Pundits are speculating that Apple and Google will former a deeper partnership during next week's Worldwide Developer Conference (WWDC) in San Francisco. Specifically, Apple may look for a way to bring Google apps to .Mac customers -- a notion supported strongly by the fact that Apple hinted at the recent D5 "All Things Digital" conference that .Mac is due for an overhaul. The companies have long pointed to the fact that they share a common competitor -- Microsoft -- as an impetus for expanded alliance.

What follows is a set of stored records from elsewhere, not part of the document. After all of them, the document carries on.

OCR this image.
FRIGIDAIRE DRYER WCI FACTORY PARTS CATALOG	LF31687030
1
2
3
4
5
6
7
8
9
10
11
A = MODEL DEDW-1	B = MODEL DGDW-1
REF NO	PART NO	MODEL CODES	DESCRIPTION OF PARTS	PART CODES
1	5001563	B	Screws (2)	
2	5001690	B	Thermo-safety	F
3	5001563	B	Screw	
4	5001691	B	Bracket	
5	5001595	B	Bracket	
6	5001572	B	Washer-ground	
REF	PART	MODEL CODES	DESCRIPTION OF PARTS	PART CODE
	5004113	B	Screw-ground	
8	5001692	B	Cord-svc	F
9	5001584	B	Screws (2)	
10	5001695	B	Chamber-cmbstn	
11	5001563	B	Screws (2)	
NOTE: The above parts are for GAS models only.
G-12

Essentially, the partnership boils down to this: Apple knows user interface design, and has exceptional expertise in knowing how to deliver comfortable, straightforward means of interaction with systems. Google has the raw horsepower of a nationwide super data center, the speed, and user-base that could really benefit from a touch of Apple's interaction magic. A Wired News blog poster writes "Cloud computing is the hot new thing in the world of technology right now; Apple is a complete laggard; and it knows it needs to fix it. Apple makes beautiful hardware, but it hasn't improved on .Mac, its cloud based storage offering, in years. You get 1GB of storage on .Mac for $100. That's laughable in an era where you can get double that for nothing. Meanwhile, Google runs cloud based hardware and software better and cheaper than anyone in the world right now. How does it make money? By getting as many people as possible looking at advertising alongside search and other various software offerings. Imagine all the traffic from the following: You buy a Mac and you automatically get a free Google account." Meanwhile, an InfoWorld article speculates on some specific technology tie-ins: Google spreadsheet joining Apple's Pages and Keynote; iWork as a caching front end for Google Docs and Spreadsheets; a Leopard virtual machine that functions like Parallels in Coherence mode booting from a Google hosting OS.